The realisation that a marine cone snail’s venom contained insulin “was totally out of the blue,” says Associate Professor Lawrence, explaining insulin had never been found in an organism’s venom before.
In the marine cone snail, insulin is used to immobilise fish and capture them.
“What that told us is that nature, somehow through the cone snail, had managed to work out how to make a fast-acting insulin,” says Lawrence.
Notably, Lawrence also defines the cone snail as “a slow-moving thing”, whereas fish move at much quicker speeds. If the snail is hoping to slow a fish down by squirting insulin into the water, that insulin is going to have to work pretty quickly.
For Lawrence, recognising this was a “light bulb moment”.
Working at the Australian Synchrotron, the Melbourne-based team was able to identify the properties that made the insulin such a speedy solution.
“That tells us how to engineer a human insulin that has the same principles and design features in it that the cone snail venom has,” says Lawrence.
Benefit for diabetes patients
Around 1.7 million Australians have diabetes and many struggle to control the disease.
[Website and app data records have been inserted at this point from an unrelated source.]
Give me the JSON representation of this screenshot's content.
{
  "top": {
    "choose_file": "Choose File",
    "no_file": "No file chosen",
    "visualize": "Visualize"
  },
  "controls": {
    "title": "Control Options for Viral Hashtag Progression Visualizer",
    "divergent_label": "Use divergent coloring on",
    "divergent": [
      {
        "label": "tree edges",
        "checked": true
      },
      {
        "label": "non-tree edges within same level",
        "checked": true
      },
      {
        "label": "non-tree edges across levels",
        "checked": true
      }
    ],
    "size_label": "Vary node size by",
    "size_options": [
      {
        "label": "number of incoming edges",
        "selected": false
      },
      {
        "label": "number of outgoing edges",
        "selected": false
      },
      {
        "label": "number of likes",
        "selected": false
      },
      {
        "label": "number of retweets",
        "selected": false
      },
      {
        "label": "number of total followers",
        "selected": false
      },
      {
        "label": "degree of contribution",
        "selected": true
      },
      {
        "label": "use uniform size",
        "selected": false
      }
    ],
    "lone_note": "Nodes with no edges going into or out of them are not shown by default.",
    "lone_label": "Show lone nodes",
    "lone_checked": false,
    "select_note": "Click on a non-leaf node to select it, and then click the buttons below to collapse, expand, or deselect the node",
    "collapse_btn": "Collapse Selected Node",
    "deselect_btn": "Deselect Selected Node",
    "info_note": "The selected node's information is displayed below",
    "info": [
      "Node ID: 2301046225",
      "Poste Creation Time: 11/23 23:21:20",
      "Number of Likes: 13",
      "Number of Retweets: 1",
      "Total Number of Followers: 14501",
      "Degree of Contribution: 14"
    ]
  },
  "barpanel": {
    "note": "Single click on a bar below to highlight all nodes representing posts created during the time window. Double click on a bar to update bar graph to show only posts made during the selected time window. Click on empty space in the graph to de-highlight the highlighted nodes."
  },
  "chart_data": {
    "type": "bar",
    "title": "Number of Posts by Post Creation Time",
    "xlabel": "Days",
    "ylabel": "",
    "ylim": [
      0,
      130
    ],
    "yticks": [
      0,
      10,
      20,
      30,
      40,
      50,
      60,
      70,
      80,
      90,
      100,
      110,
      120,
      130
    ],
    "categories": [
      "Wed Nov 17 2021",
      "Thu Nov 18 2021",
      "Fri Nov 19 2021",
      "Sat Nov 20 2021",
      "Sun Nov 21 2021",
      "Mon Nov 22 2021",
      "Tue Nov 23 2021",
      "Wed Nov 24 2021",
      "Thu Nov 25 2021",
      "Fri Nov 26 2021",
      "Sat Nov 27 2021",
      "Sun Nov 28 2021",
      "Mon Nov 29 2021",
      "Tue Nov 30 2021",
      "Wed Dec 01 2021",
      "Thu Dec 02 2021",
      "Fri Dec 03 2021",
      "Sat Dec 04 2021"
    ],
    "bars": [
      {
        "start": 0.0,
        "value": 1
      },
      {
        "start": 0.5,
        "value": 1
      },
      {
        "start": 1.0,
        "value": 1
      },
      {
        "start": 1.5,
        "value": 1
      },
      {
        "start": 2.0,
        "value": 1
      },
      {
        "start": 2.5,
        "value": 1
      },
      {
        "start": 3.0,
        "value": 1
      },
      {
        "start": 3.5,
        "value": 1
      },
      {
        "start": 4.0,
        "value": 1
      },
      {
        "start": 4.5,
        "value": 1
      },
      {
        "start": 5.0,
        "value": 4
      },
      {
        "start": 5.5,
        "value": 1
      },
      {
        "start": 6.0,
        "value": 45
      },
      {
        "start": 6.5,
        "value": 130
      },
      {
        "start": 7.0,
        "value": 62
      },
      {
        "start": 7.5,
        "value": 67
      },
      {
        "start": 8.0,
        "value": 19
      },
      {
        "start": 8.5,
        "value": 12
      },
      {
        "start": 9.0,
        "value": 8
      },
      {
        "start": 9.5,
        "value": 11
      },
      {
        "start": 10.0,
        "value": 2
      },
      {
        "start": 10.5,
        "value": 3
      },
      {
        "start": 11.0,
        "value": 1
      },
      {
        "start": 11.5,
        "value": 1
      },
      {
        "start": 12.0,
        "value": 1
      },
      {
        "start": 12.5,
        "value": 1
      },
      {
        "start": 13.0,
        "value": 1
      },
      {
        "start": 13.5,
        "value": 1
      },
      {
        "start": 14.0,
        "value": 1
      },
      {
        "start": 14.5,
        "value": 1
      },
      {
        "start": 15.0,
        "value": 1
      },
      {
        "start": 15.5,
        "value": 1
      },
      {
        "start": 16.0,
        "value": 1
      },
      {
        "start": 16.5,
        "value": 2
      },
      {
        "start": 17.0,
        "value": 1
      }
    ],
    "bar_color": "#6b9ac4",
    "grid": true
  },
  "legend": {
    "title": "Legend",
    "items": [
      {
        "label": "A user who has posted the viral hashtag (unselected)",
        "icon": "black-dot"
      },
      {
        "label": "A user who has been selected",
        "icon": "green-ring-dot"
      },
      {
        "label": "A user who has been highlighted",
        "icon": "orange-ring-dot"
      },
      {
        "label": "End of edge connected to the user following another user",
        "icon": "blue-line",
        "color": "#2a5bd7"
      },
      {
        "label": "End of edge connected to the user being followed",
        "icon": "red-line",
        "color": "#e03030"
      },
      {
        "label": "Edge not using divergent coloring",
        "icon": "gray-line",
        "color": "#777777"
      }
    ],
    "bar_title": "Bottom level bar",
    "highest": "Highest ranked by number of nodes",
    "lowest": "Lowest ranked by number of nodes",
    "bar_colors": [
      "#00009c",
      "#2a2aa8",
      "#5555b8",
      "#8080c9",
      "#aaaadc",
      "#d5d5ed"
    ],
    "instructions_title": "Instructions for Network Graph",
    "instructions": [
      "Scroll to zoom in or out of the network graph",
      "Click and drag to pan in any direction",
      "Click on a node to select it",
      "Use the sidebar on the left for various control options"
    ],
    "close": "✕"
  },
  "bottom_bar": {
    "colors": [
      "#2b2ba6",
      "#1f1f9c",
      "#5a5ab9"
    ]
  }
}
“Diabetics are totally dependent on insulin to manage their disease,” says Lawrence. “That’s obviously quite onerous. One of the problems is that diabetics have to inject themselves 20 or so minutes before, to ensure there is insulin in their system to cope with the surge in blood sugar that occurs when they have a meal.”
By mimicking the properties of such an insulin, the researchers believe they can also develop “a fast-acting insulin that can be administered much more closely to meal times”.
This would improve patient compliance and reduce associated health risks.
Collaborations key to innovative breakthroughs
Lawrence attributes the success of the Melbourne-led research to collaboration and an efficient, aggressive approach.
“We had collaborators who could synthesise it [the insulin], we had the Australian Synchrotron in Victoria, we had resources to work with, we had experience. So we were actually able to work quite quickly to get to the point where we could answer the problem.”
The team swiftly applied for a provisional patent and published an article in the highly regarded journal, Nature Structural & Molecular Biology.
As a result of this paper, their findings received widespread coverage—features appeared in Forbes, The Sydney Morning Herald and Nature, amongst others.
Lawrence is optimistic the good press and growing demand for improved diabetes treatment will push the research forward, potentially leading to new forms of diabetic-focused medicine.
“There’s a tremendous buzz. We’ve gone through intellectual property protection and we’re trying to get extra funds to boost the research. We’re fairly hopeful,” he says. “We know all of the major pharmaceutical companies are trying to do exactly the same thing.”